Norbert Elias, La Dynamique de l'Occident, 1939, tr. fr. P. Kamnitzer, Presses Pocket, p. 107.
"Surtout aux niveaux les plus primitifs, où la rigueur du milieu géographique et l'état rudimentaire des techniques rendent hasardeux, aussi bien la chasse et le jardinage, que le ramassage et la cueillette, l'existence serait presque impossible pour un individu abandonné à lui-même. Une des impressions les plus profondes que nous gardions de nos premières expériences sur le terrain est celle du spectacle, dans un village indigène du Brésil central, d'un homme jeune, accroupi des heures entières dans le coin d'une hutte, sombre, mal soigné, effroyablement maigre et, semblait-il, dans l'état d'abjection la plus complète. Nous l'avons observé plusieurs jours de suite - il sortait rarement, sauf pour chasser, solitaire, et quand autour des feux, commençaient les repas familiaux, il aurait le plus souvent jeûné si, de temps à autre, une parente n'avait déposé à ses côtés un peu de nourriture qu'il absorbait en silence. Lorsque, intrigués par ce singulier destin, nous demandâmes enfin quel était ce personnage, auquel nous prêtions quelque grave maladie, on nous répondit, en riant de nos suppositions : « c'est un célibataire » ; telle était en effet l'unique raison de cette malédiction apparente. Cette expérience s'est souvent renouvelée depuis lors. Le célibataire misérable, privé de nourriture les jours où, après des expéditions de chasse ou de pêche malheureuses, le menu se borne aux fruits de la collecte et du ramassage, parfois du jardinage, féminins, est un spectacle caractéristique de la société indigène. Et ce n'est pas seulement la victime directe qui se trouve placée dans une situation difficilement supportable - les parents ou amis dont elle dépend, dans de pareils cas, pour sa subsistance, supportent avec humeur sa muette anxiété; car chaque famille retire, des efforts conjugués du mari et de la femme, souvent à peine de quoi ne pas mourir de faim. Il n'est donc pas exagéré de dire que, dans de telles sociétés, le mariage présente une importance vitale pour chaque individu. Car chaque individu est doublement intéressé, non seulement à trouver pour soi-même un conjoint, mais aussi à prévenir l'occurrence, dans son groupe, de ces deux calamités de la société primitive : le célibataire et l'orphelin."

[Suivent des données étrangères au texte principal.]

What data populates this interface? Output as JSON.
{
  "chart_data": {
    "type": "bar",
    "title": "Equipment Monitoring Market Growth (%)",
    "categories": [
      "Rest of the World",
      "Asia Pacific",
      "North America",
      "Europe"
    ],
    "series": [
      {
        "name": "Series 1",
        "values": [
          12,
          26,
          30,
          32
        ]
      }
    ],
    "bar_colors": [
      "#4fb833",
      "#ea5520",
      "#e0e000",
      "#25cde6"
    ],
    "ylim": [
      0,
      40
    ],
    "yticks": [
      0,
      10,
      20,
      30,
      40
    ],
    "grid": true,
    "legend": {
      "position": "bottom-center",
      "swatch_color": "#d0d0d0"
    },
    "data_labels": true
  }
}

Claude Lévi-Strauss, Les Structures élémentaires de la parenté, 1947, Éd. Mouton, 1967, p. 46.
"Dans ce monde où le rapport de forces entre les groupes humains et les représentants bien plus nombreux de la nature extérieure à l'homme n'était pas encore équilibré, où le rapport de forces entre créatures humaines et autres créatures n'avait pas encore aussi résolument penché en faveur de l'homme qu'il le fit par la suite, avec les groupes humains occupant des habitations et des colonies sédentaires qu'ils avaient eux-mêmes fondées, le groupe revêtait pour l'individu une fonction protectrice absolument indispensable en même temps qu'indéniable. Dans un monde où les hommes étaient perpétuellement soumis à la menace d'animaux physiquement plus puissants et parfois même plus rapides et plus agiles, un individu seul entièrement remis à lui-même n'aurait guère eu de chances de survie.
Comme chez beaucoup de singes anthropoïdes, la vie collective revêtait donc aussi chez l'homme une indispensable fonction de survie."
Norbert Elias, "Les transformations de l'équilibre « nous-je »", 1987, tr. fr. Jeanne Étoré, in La société des individus, Pocket, Paris, 1997, p. 224-225.